Timothy Large/Shutterstock

Bei der Therapie von Hirntumoren spielen drei klassische Säulen eine wichtige Rolle: die Operation, die Strahlentherapie und die Chemotherapie. Entscheidend sind Stadium und Art der Hirntumoren, von denen es insgesamt rund 130 Arten gibt. Am häufigsten kommen die astrozytären Gliome vor, die nach Angaben der Deutschen Krebsgesellschaft mehr als 60 % aller Hirntumoren ausmachen.

Eingeteilt werden Hirntumoren nach einer Klassifikation der WHO: Laut der Deutschen Krebsgesellschaft (DKG) bezeichnet Grad I gutartige Hirntumoren, die langsam wachsen, bei Grad II gibt es eine erhöhte Neigung zur Rezidivbildung und ein Übergang in bösartige Tumoren ist möglich, Tumoren von Grad III sind bereits bösartig und Grad-IV-Tumoren sind sehr bösartig, da sie schnell wachsen und eine schlechte Prognose haben. Tumoren vom Grad I oder II werden im Allgemeinen nur durch eine alleinige Operation behandelt. Bei den Tumoren der Grade III und IV wird hingegen zusätzlich eine Strahlen- oder Chemotherapie angewandt, so die DKG.

Durch die Operation kann der Tumor, je nach Lage und Größe, vollständig oder auch nur z. T. entfernt werden. Es kann jedoch auch vorkommen, dass er gar nicht operiert werden kann. In diesen Fällen liegt der Tumor nach Angaben der Deutschen Hirntumorhilfe in Hirnarealen, die für bestimmte Funktionen wichtig sind und die durch eine Operation Schaden nehmen könnten bzw. sogar zerstört werden könnten.

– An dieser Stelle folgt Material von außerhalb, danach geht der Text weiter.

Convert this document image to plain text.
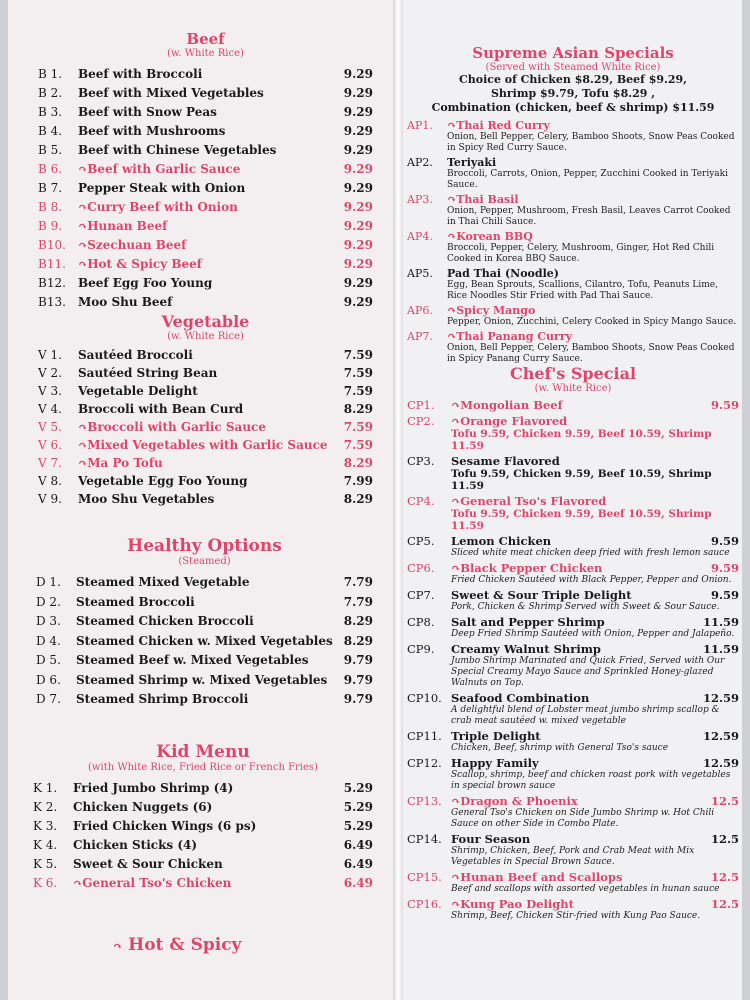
Beef
(w. White Rice)
B 1.	Beef with Broccoli	9.29
B 2.	Beef with Mixed Vegetables	9.29
B 3.	Beef with Snow Peas	9.29
B 4.	Beef with Mushrooms	9.29
B 5.	Beef with Chinese Vegetables	9.29
B 6.	↷ Beef with Garlic Sauce	9.29
B 7.	Pepper Steak with Onion	9.29
B 8.	↷ Curry Beef with Onion	9.29
B 9.	↷ Hunan Beef	9.29
B10.	↷ Szechuan Beef	9.29
B11.	↷ Hot & Spicy Beef	9.29
B12.	Beef Egg Foo Young	9.29
B13.	Moo Shu Beef	9.29
Vegetable
(w. White Rice)
V 1.	Sautéed Broccoli	7.59
V 2.	Sautéed String Bean	7.59
V 3.	Vegetable Delight	7.59
V 4.	Broccoli with Bean Curd	8.29
V 5.	↷ Broccoli with Garlic Sauce	7.59
V 6.	↷ Mixed Vegetables with Garlic Sauce	7.59
V 7.	↷ Ma Po Tofu	8.29
V 8.	Vegetable Egg Foo Young	7.99
V 9.	Moo Shu Vegetables	8.29
Healthy Options
(Steamed)
D 1.	Steamed Mixed Vegetable	7.79
D 2.	Steamed Broccoli	7.79
D 3.	Steamed Chicken Broccoli	8.29
D 4.	Steamed Chicken w. Mixed Vegetables 8.29
D 5.	Steamed Beef w. Mixed Vegetables	9.79
D 6.	Steamed Shrimp w. Mixed Vegetables	9.79
D 7.	Steamed Shrimp Broccoli	9.79
Kid Menu
(with White Rice, Fried Rice or French Fries)
K 1.	Fried Jumbo Shrimp (4)	5.29
K 2.	Chicken Nuggets (6)	5.29
K 3.	Fried Chicken Wings (6 ps)	5.29
K 4.	Chicken Sticks (4)	6.49
K 5.	Sweet & Sour Chicken	6.49
K 6.	↷ General Tso's Chicken	6.49
↷ Hot & Spicy
Supreme Asian Specials
(Served with Steamed White Rice)
Choice of Chicken $8.29, Beef $9.29,
Shrimp $9.79, Tofu $8.29 ,
Combination (chicken, beef & shrimp) $11.59
AP1.	↷ Thai Red Curry
Onion, Bell Pepper, Celery, Bamboo Shoots, Snow Peas Cooked in Spicy Red Curry Sauce.
AP2.	Teriyaki
Broccoli, Carrots, Onion, Pepper, Zucchini Cooked in Teriyaki Sauce.
AP3.	↷ Thai Basil
Onion, Pepper, Mushroom, Fresh Basil, Leaves Carrot Cooked in Thai Chili Sauce.
AP4.	↷ Korean BBQ
Broccoli, Pepper, Celery, Mushroom, Ginger, Hot Red Chili Cooked in Korea BBQ Sauce.
AP5.	Pad Thai (Noodle)
Egg, Bean Sprouts, Scallions, Cilantro, Tofu, Peanuts Lime, Rice Noodles Stir Fried with Pad Thai Sauce.
AP6.	↷ Spicy Mango
Pepper, Onion, Zucchini, Celery Cooked in Spicy Mango Sauce.
AP7.	↷ Thai Panang Curry
Onion, Bell Pepper, Celery, Bamboo Shoots, Snow Peas Cooked in Spicy Panang Curry Sauce.
Chef's Special
(w. White Rice)
CP1.	↷ Mongolian Beef	9.59
CP2.	↷ Orange Flavored
Tofu 9.59, Chicken 9.59, Beef 10.59, Shrimp 11.59
CP3.	Sesame Flavored
Tofu 9.59, Chicken 9.59, Beef 10.59, Shrimp 11.59
CP4.	↷ General Tso's Flavored
Tofu 9.59, Chicken 9.59, Beef 10.59, Shrimp 11.59
CP5.	Lemon Chicken	9.59
Sliced white meat chicken deep fried with fresh lemon sauce
CP6.	↷ Black Pepper Chicken	9.59
Fried Chicken Sautéed with Black Pepper, Pepper and Onion.
CP7.	Sweet & Sour Triple Delight	9.59
Pork, Chicken & Shrimp Served with Sweet & Sour Sauce.
CP8.	Salt and Pepper Shrimp	11.59
Deep Fried Shrimp Sautéed with Onion, Pepper and Jalapeño.
CP9.	Creamy Walnut Shrimp	11.59
Jumbo Shrimp Marinated and Quick Fried, Served with Our Special Creamy Mayo Sauce and Sprinkled Honey-glazed Walnuts on Top.
CP10. Seafood Combination	12.59
A delightful blend of Lobster meat jumbo shrimp scallop & crab meat sautéed w. mixed vegetable
CP11. Triple Delight	12.59
Chicken, Beef, shrimp with General Tso's sauce
CP12. Happy Family	12.59
Scallop, shrimp, beef and chicken roast pork with vegetables in special brown sauce
CP13. ↷ Dragon & Phoenix	12.5
General Tso's Chicken on Side Jumbo Shrimp w. Hot Chili Sauce on other Side in Combo Plate.
CP14. Four Season	12.5
Shrimp, Chicken, Beef, Pork and Crab Meat with Mix Vegetables in Special Brown Sauce.
CP15. ↷ Hunan Beef and Scallops	12.5
Beef and scallops with assorted vegetables in hunan sauce
CP16. ↷ Kung Pao Delight	12.5
Shrimp, Beef, Chicken Stir-fried with Kung Pao Sauce.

Die Strahlentherapie verlängert laut Gliom-Leitlinie der Deutschen Gesellschaft für Neurologie die Überlebenszeit bei guter Lebensqualität. Sie wird lokal angewandt, da die Bestrahlung des ganzen Gehirns keine Vorteile bringt. Durch die lokale Strahlentherapie können jedoch höhere Strahlendosen direkt auf die Tumorregion angewandt werden. Laut Hirntumorhilfe kann die Strahlentherapie alleine oder in Kombination mit Operation und Chemotherapie durchgeführt werden.

Die Chemotherapie setzt nach Angaben der Leitlinie ein normales Blutbild und normale Leber- und Nierenfunktion voraus, zudem sollten keine Lungen- und Herzkrankheiten vorliegen. Die Verabreichung der Medikamente kann intravenös oder mit Kapseln erfolgen. Welche Therapeutika verwendet werden, hängt von der Art des Tumors ab. Eine Sonderrolle spielen bei der Therapie von Hirntumoren klinische Studien. Dabei wird in einer ersten Phase, dem sog. Toxizitätstest, mit sehr wenigen Teilnehmern geprüft, ob und wie toxisch bzw. verträglich die neue Substanz ist, informiert die Hirntumorhilfe. In der zweiten Phase, dem Wirksamkeitstext, geht es bei einer größeren Teilnehmerzahl um die Testung der Wirkungsweise, der Art der Anwendung und die Dosis. In der dritten Phase, dem Vergleich mit bewährten Methoden, wird geprüft, ob die neue Therapie besser als andere Therapieformen ist. Das wird an einer großen Anzahl von Patienten untersucht. Eine Übersicht der derzeit offenen, multizentrischen Studien beim Glioblastom findet sich auf der Internetseite der Deutschen Hirntumorhilfe.